Recently I was contacted by an entrepreneur that I had met years before (but never worked with). He found me through a friend. When I originally met him, he was trying to put together three small companies, one of which he owned, into one combined business and buyout the other owners. He ran a small distribution and logistics company and when I asked him how he had been, I got a very long answer.
This entrepreneur in an effort to grow his business decided to sell it to a publicly but thinly traded company (often called ‘pink sheet’ company). For that he received cash equal to 20% of the purchase price and stock in the parent company equal to 80% of the value of his business. He did this transaction because he believed in the broader vision of the public company and believed the public company would help him handle payroll and administration for his business which would allow him to realize some shared savings and allow him to grow his own business. The plan was that as the business grew, each owner could sell his shares in a public market based on his own unique liquidity needs (a very common rationale in any consolidation “story”.)
Within less than a year of completing this sale, the entrepreneur began to receive notices from his vendors saying he was past due. Under the new arrangement the parent was supposed to collect the company’s revenues and pay his bills. Well it turns out they did one and not the other.
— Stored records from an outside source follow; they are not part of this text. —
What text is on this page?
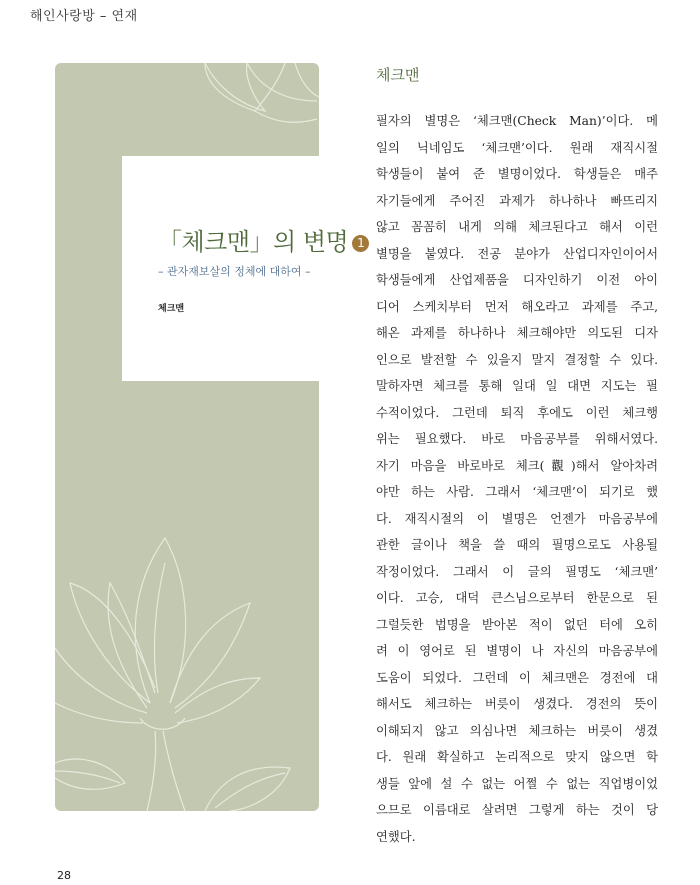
해인사랑방 – 연재
「체크맨」의 변명 1
– 관자재보살의 정체에 대하여 –
체크맨
체크맨
필자의 별명은 ‘체크맨(Check Man)’이다. 메
일의 닉네임도 ‘체크맨’이다. 원래 재직시절
학생들이 붙여 준 별명이었다. 학생들은 매주
자기들에게 주어진 과제가 하나하나 빠뜨리지
않고 꼼꼼히 내게 의해 체크된다고 해서 이런
별명을 붙였다. 전공 분야가 산업디자인이어서
학생들에게 산업제품을 디자인하기 이전 아이
디어 스케치부터 먼저 해오라고 과제를 주고,
해온 과제를 하나하나 체크해야만 의도된 디자
인으로 발전할 수 있을지 말지 결정할 수 있다.
말하자면 체크를 통해 일대 일 대면 지도는 필
수적이었다. 그런데 퇴직 후에도 이런 체크행
위는 필요했다. 바로 마음공부를 위해서였다.
자기 마음을 바로바로 체크(觀)해서 알아차려
야만 하는 사람. 그래서 ‘체크맨’이 되기로 했
다. 재직시절의 이 별명은 언젠가 마음공부에
관한 글이나 책을 쓸 때의 필명으로도 사용될
작정이었다. 그래서 이 글의 필명도 ‘체크맨’
이다. 고승, 대덕 큰스님으로부터 한문으로 된
그럴듯한 법명을 받아본 적이 없던 터에 오히
려 이 영어로 된 별명이 나 자신의 마음공부에
도움이 되었다. 그런데 이 체크맨은 경전에 대
해서도 체크하는 버릇이 생겼다. 경전의 뜻이
이해되지 않고 의심나면 체크하는 버릇이 생겼
다. 원래 확실하고 논리적으로 맞지 않으면 학
생들 앞에 설 수 없는 어쩔 수 없는 직업병이었
으므로 이름대로 살려면 그렇게 하는 것이 당
연했다.
28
Around the same time the entrepreneur figured this out, the company filed bankruptcy and he and his legal counsel believed they had no legal recourse. They believed this company had devised a (legal) plan to utilize revenues from one company to fund select others. Upon liquidation each owner got his business back but his was saddled with debt. Within 60 days the business he ‘sold’ was out of business and over 100 employees lost their jobs. (This is all based on his personal account. I did no further fact checking or investigation.)
Stories like this are sad when they happen to well intentioned entrepreneurs. The lessons are obvious and the only objective is to let others know, things like this happen and often to the least deserving of such grief.
What I told him back then, I will tell you know – anytime someone wants to buy your business and 80% of the purchase price in their stock – RUN!!!!! If you don’t get (mostly) cash, you haven’t sold your business. Small businesses that feel they have no big buyers fall prey to this. Don’t you do it too!